The four frontier directions are discussed conceptually without sufficient experimental validation.
The focus is limited to inference efficiency; training efficiency (e.g., the inference-time impact of parameter-efficient fine-tuning) is not addressed.
Discussion of multi-device and distributed inference is insufficiently deep.

vs. Prior surveys (Shao et al. 2025b): Prior surveys focus on token compression techniques; this paper provides a full-pipeline perspective.
vs. LLM efficiency surveys: LLM efficiency research does not address the unique challenge of visual token dominance.
vs.

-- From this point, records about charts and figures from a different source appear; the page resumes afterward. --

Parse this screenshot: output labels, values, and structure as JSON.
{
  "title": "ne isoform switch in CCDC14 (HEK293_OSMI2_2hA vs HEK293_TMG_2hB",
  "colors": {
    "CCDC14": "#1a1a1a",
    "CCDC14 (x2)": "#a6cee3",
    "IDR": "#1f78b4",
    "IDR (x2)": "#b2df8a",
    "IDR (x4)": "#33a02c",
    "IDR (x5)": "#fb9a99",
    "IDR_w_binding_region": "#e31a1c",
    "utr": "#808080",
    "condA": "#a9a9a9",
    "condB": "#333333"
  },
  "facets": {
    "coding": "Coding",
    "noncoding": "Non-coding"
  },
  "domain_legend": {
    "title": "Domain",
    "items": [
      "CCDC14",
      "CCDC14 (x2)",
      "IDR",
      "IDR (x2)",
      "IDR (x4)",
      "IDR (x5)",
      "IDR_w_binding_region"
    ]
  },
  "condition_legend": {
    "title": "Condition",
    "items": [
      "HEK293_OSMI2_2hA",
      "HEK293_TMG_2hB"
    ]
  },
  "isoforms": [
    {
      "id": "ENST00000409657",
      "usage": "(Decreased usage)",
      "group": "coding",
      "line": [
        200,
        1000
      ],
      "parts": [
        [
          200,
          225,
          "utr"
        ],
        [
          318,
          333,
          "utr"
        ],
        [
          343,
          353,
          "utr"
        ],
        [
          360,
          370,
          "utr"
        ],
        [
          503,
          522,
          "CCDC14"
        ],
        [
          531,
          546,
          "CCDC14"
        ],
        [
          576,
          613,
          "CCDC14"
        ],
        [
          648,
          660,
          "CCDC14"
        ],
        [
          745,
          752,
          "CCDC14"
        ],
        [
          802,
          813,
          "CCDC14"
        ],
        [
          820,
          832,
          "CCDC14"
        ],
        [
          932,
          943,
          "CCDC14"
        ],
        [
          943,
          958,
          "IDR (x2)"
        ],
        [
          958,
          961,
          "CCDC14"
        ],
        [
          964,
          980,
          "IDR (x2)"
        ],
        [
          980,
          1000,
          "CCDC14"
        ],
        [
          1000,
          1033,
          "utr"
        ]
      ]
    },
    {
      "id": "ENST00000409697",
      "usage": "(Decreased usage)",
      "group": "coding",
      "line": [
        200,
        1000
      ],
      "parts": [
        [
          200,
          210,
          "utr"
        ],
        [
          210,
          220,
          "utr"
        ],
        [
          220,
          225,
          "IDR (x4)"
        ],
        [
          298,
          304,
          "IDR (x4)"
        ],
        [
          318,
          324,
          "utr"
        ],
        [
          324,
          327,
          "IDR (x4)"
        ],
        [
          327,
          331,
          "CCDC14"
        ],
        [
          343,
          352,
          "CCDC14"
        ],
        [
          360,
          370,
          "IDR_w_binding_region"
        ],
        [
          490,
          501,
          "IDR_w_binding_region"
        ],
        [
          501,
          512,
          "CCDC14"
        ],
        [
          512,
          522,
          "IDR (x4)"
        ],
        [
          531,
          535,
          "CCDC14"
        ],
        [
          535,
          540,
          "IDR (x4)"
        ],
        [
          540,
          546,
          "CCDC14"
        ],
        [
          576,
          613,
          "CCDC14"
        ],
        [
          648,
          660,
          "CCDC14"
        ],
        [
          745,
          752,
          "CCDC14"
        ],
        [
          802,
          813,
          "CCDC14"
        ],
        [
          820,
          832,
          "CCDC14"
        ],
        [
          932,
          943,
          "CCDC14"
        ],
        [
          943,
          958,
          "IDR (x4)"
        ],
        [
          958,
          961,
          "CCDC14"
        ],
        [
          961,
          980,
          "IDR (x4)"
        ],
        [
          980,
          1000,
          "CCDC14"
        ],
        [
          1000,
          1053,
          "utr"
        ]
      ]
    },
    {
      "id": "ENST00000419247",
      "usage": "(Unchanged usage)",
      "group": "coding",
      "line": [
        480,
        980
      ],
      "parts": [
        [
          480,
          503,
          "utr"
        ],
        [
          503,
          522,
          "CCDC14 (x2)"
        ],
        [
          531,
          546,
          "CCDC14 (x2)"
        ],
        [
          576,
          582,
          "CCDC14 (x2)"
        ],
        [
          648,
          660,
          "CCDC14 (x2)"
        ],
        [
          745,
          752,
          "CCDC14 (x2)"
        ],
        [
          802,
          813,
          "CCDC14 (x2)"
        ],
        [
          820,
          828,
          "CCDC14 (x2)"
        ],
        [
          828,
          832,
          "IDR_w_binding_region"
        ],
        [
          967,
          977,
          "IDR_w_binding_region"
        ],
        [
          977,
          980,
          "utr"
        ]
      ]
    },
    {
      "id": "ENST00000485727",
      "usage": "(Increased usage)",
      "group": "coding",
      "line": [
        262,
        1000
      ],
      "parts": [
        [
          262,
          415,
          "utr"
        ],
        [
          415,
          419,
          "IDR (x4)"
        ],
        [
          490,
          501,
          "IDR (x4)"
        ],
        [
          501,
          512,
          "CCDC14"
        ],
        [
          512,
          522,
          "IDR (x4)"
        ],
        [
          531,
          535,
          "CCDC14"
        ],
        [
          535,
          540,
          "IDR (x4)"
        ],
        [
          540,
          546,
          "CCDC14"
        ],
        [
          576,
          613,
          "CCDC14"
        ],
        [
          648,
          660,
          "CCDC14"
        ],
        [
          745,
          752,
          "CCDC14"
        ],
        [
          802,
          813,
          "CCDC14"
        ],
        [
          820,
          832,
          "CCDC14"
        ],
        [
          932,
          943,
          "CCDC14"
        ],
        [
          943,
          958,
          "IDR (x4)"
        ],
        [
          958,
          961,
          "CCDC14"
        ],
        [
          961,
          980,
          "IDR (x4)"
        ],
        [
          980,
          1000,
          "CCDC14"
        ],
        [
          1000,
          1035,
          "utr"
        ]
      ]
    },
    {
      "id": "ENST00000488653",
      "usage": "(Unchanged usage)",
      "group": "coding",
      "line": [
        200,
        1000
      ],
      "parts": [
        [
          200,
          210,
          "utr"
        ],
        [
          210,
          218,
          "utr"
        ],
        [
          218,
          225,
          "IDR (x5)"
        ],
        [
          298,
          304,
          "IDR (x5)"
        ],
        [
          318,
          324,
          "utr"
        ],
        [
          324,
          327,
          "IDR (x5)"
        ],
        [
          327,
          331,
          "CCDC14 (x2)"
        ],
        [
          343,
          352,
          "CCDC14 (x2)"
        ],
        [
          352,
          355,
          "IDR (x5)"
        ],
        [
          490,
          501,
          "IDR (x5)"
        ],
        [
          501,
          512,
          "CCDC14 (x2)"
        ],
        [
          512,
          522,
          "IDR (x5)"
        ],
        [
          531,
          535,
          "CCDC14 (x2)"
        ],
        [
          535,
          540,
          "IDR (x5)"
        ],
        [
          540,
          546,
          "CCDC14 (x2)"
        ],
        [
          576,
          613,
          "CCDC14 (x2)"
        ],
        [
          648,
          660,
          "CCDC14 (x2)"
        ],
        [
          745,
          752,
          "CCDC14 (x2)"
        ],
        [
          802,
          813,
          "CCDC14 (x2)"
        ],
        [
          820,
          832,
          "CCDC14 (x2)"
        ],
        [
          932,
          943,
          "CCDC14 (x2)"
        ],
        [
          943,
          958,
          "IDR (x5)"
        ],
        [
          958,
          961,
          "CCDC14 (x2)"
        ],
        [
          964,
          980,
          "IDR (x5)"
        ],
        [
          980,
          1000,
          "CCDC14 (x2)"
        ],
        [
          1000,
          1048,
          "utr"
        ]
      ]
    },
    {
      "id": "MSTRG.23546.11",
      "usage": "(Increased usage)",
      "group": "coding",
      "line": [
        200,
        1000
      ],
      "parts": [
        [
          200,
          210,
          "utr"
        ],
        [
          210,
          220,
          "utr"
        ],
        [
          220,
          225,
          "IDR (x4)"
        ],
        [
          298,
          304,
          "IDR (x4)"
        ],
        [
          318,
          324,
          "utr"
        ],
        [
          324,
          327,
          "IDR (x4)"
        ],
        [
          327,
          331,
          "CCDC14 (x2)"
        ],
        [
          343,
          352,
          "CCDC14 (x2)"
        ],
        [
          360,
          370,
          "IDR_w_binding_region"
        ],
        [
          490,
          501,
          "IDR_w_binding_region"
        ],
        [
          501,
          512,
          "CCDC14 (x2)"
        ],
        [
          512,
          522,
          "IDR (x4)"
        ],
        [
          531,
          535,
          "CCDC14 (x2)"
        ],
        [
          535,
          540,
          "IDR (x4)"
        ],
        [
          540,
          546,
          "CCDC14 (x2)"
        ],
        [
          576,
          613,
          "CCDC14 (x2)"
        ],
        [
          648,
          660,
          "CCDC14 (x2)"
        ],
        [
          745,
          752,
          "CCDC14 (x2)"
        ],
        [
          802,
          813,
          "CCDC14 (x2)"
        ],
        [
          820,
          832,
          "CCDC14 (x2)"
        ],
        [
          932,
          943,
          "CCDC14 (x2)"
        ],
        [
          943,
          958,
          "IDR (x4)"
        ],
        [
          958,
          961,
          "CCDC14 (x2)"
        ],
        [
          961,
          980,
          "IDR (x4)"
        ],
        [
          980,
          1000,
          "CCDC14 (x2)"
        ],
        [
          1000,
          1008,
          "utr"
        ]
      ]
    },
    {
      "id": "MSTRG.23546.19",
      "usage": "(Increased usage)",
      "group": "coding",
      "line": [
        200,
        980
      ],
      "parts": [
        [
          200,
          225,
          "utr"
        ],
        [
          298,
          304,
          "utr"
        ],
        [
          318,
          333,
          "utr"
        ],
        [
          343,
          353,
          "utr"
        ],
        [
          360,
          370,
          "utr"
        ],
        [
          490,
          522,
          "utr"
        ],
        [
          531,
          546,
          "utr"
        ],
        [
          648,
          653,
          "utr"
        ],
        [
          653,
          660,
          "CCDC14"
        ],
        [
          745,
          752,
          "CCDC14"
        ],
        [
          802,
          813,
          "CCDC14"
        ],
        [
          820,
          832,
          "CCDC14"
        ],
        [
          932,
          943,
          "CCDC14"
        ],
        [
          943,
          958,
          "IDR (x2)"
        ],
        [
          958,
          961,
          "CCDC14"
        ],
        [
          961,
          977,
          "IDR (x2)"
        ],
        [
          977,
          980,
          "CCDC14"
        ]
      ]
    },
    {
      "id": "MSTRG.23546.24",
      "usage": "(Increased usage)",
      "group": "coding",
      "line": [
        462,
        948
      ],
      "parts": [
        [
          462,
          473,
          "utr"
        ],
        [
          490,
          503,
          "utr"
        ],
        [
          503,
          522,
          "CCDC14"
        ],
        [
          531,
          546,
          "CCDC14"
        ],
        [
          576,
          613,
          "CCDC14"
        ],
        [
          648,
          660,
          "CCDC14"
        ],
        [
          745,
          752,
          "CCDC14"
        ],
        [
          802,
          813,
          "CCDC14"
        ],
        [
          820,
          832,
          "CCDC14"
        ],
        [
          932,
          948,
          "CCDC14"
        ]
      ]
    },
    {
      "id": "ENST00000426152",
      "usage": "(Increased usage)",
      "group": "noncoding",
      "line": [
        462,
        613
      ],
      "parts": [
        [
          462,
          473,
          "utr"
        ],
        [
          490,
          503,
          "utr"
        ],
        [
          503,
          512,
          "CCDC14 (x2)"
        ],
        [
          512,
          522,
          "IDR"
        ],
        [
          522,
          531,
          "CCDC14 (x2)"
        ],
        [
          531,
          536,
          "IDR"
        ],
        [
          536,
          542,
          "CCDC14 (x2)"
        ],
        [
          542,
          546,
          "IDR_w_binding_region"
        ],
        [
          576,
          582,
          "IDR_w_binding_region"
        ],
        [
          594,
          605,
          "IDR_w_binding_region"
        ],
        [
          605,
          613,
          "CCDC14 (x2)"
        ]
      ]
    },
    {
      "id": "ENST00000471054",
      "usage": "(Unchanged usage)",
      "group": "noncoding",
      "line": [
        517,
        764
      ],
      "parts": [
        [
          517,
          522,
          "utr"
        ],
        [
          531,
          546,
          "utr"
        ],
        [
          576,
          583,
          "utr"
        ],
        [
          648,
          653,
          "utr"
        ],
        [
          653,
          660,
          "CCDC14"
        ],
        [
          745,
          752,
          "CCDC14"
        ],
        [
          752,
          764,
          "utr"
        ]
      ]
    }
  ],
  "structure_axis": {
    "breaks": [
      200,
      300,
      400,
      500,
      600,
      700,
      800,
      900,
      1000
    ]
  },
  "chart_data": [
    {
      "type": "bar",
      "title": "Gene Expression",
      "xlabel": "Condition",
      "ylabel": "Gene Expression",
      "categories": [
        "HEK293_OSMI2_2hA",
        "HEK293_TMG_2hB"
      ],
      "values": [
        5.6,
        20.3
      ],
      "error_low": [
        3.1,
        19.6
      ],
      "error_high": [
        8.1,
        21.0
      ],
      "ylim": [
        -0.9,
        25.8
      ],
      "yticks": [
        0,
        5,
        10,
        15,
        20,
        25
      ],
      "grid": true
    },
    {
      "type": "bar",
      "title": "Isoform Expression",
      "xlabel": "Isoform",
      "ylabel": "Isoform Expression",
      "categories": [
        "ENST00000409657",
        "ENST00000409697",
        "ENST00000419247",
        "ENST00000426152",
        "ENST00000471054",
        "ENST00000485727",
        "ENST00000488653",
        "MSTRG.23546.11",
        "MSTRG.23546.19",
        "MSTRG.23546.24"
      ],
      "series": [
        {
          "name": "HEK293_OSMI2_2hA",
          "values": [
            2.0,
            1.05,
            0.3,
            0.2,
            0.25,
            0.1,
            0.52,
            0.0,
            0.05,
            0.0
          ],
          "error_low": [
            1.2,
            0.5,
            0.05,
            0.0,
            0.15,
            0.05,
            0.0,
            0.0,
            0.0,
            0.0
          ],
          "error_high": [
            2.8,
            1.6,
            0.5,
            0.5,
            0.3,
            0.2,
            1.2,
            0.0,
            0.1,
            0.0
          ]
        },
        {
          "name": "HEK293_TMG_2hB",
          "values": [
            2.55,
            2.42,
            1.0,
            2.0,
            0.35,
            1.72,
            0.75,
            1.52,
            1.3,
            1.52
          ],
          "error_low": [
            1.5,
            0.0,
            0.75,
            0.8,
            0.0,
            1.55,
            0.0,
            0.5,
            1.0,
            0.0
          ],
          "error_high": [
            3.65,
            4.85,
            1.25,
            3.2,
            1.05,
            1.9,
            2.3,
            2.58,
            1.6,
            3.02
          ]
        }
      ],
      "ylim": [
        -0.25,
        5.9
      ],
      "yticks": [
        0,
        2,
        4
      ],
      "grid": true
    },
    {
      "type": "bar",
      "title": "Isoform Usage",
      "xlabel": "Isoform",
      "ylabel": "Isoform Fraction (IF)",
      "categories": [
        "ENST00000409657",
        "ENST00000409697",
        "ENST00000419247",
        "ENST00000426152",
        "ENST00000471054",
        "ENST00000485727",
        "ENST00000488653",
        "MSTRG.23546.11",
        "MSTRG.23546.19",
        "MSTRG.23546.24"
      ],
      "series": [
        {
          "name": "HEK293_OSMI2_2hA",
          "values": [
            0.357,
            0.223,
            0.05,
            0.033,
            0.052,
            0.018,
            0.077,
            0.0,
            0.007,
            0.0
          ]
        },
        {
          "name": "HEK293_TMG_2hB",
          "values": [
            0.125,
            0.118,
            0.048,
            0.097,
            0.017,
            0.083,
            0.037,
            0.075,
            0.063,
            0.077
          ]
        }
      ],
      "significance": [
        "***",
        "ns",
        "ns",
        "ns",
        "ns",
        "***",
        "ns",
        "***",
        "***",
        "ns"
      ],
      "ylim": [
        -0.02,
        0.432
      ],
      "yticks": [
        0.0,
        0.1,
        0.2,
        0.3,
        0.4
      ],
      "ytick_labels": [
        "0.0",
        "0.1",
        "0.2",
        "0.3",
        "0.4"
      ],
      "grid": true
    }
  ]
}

Individual technique papers: This paper reveals the interdependencies and combinatorial effects among individual techniques.

Rating¶

Novelty: ⭐⭐⭐⭐ The stage-aware taxonomy and the formalization of the visual memory wall are valuable contributions.
Experimental Thoroughness: ⭐⭐⭐ Preliminary quantitative analysis is provided, but large-scale unified comparisons are absent.
Writing Quality: ⭐⭐⭐⭐⭐ Well-organized, analytically rigorous, with excellent figure and table design.
Value: ⭐⭐⭐⭐⭐ Provides a systematic conceptual framework for LVLM inference efficiency optimization.